Diversification of your retirement portfolio helps it weather the inevitable ups and downs of the stock market. One of the best ways of doing so is to add real estate. Doing so can also provide you with above average monthly income while also protecting you from the volatility of the stock market.
Two Ways to Add Real Estate to Your Retirement Portfolio
Basically, there are two methods of adding real estate to your retirement portfolio: you can buy property and collect rent or you can invest in funds and stocks that do so. While one method or the other could appeal to you more, there's no reason you can use both.

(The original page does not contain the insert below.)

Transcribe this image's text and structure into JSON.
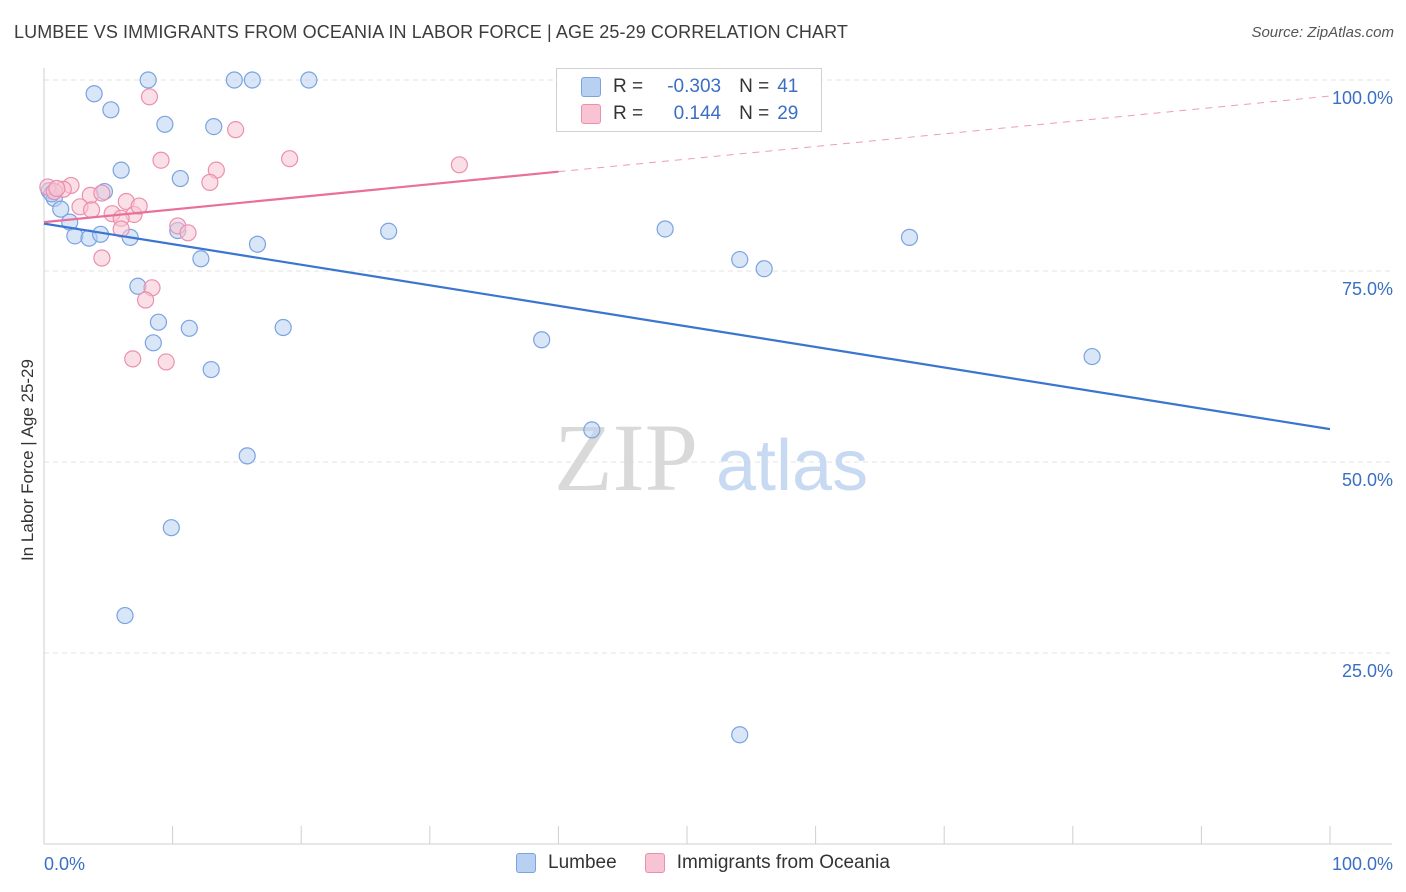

Buy or Invest Directly in Property
Talk to people about investing in real estate and most people will immediately think about purchasing another property besides the home you live in and renting it out. This produces a steady stream of passive income each month, but it means you'll need to take a more hands-on approach.
While many people deem this method to be safe, it can mean a significant difference in monthly income if you are without a tenant. You'll also be responsible for the day-to-day oversight on the property or you'll need to hire a professional who takes care of that.
One strategy is to purchase a home or multifamily property in the area where you plan to retire. This allows you to collect income over the years until it's time for you to retire. You'll have a home you love that's partially paid off when you do retire.
Another idea is to own shares in a private real estate investment trust (REIT). You can choose whether to invest in residential property or a commercial venture like a retail, grocery-based or healthcare option. Because such investments are considered to be illiquid, keep no more than 5 to 20 percent of your portfolio in them.
Invest in Publicly-Traded REITs
There are a lot of advantages found when investing in a publicly traded REIT. One of the most important is that it makes investing in real estate more accessible to a wider segment of investors. This is because it costs less to get started. REITs. Because their value is correlated to the broader stock market, though, REITs can also be more volatile than purchasing real estate outright.
Simply put, REITs are companies that usually invest only in real estate. They do so by owning and operating properties which can be commercial, residential or both. A federal law requires REITs to pay out 90 percent of their gross income to investors in the form of dividends. This difference sets REITs apart from stocks and bonds.
REITs are easy to own and can be purchased either in a mutual fund or on an individual basis. This type of investment also offers you more liquidity when compared to directly purchasing real estate. It's also a more hands-off investment.
As you can see, adding real estate to your retirement portfolio is not only easy, it's lucrative and provides you with choices. Boost your returns by turning to real estate.